1 is a circuit diagram of a motor control device according to a first embodiment of the present invention. It is explanatory drawing of the motor control apparatus in 1st embodiment of this invention. It is a graph which shows the DC current A and the DC current B with respect to time in 1st embodiment of this invention. It is a graph which shows DC current with respect to time in 1st Embodiment of this invention. It is a graph which shows the torque of the motor with respect to the rotation speed in 1st, 3rd embodiment of this invention. It is a graph which shows the ripple current effective value with respect to the switching carrier phase difference of 1st Embodiment of this invention. It is explanatory drawing of the conventional motor control apparatus. It is a graph which shows DC current with respect to time of the conventional motor control device. It is a circuit diagram of the converter control apparatus in 2nd embodiment of this invention. It is a graph which shows the operating point of the DC / DC converter in 2nd, 3rd embodiment of this invention. It is a circuit diagram of the control apparatus in 3rd embodiment of this invention.

Explanation of symbols

2 Battery 3 Smoothing capacitor 4 First inverter circuit (inverter)
5 Second inverter circuit (inverter)
10 Gate control circuit (control circuit)
13 First DC / DC converter (DC / DC converter)
14 Second DC / DC converter (DC / DC converter)
M motor

Claims (8)

  A motor control apparatus for controlling at least two motors, comprising: at least two inverters; a smoothing capacitor for smoothing a current supplied from a power supply; and a control means for varying the switching carrier phase of each inverter. A motor control device characterized by that.   The motor control device according to claim 1, wherein the control unit controls a switching carrier phase difference of each inverter based on a torque and a rotation speed of the motor so that a ripple current is minimized.   The motor control device according to claim 1, wherein the smoothing capacitor is provided in the vicinity of each inverter.   A converter control apparatus for controlling an output voltage by switching operation of a DC / DC converter, comprising: at least two DC / DC converters; and a smoothing capacitor for smoothing a current supplied from a power source, A control device for a converter comprising control means for making the switching carrier phase of each DC / DC converter variable.   The said control means controls the switching carrier phase difference of each DC / DC converter based on the output voltage and output current of the said DC / DC converter so that a ripple current may become the minimum.
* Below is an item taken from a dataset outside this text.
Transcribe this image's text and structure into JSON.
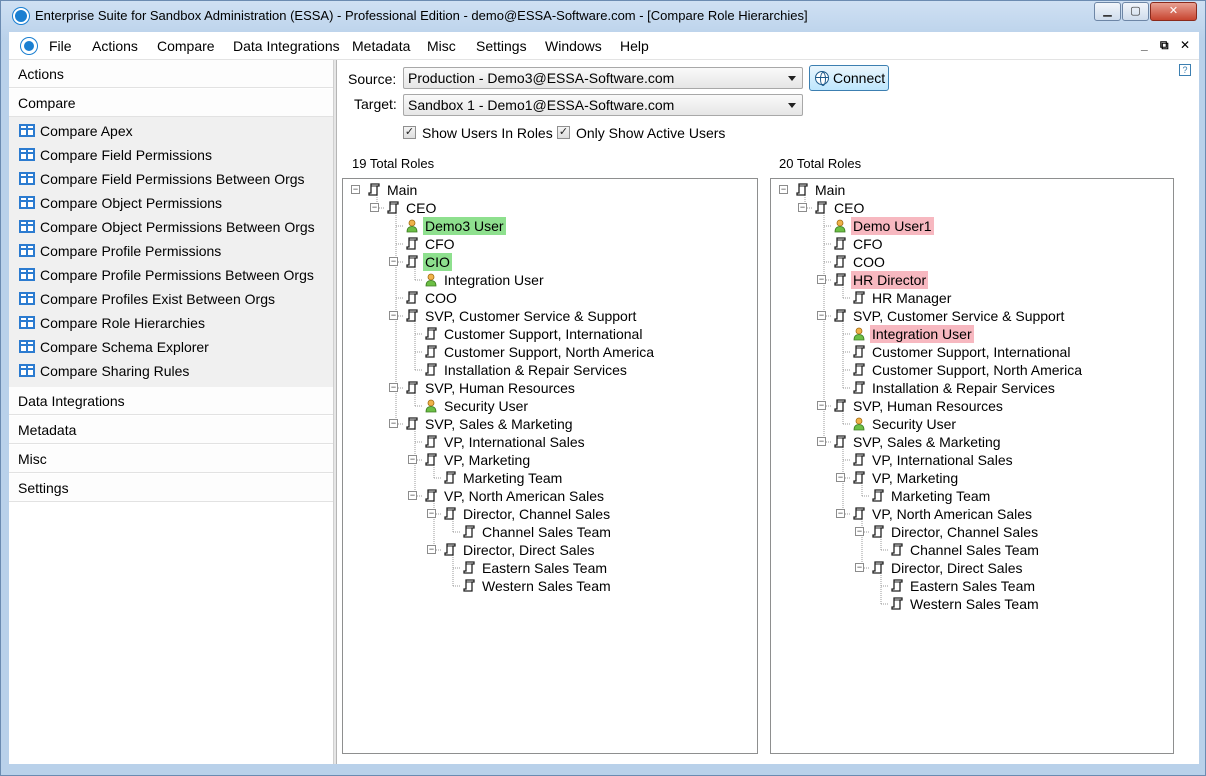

Converter control device.   An inverter and converter control device including at least an inverter and a DC / DC converter, comprising a smoothing capacitor for smoothing a current supplied from a power source, and switching carrier phases of the inverter and the DC / DC converter, respectively An inverter and converter control device characterized by comprising control means for making variable.   The control means controls the switching carrier phase difference of the inverter based on the torque and rotation speed of the motor so that the ripple current is minimized, and the inverter based on the output current value and output voltage value of the DC / DC converter. The inverter / converter control device according to claim 6, wherein the switching carrier phase difference of the DC / DC converter is controlled. The inverter and converter control device according to claim 6 or 7, wherein the smoothing capacitor is provided in the vicinity of the inverter and the DC / DC converter.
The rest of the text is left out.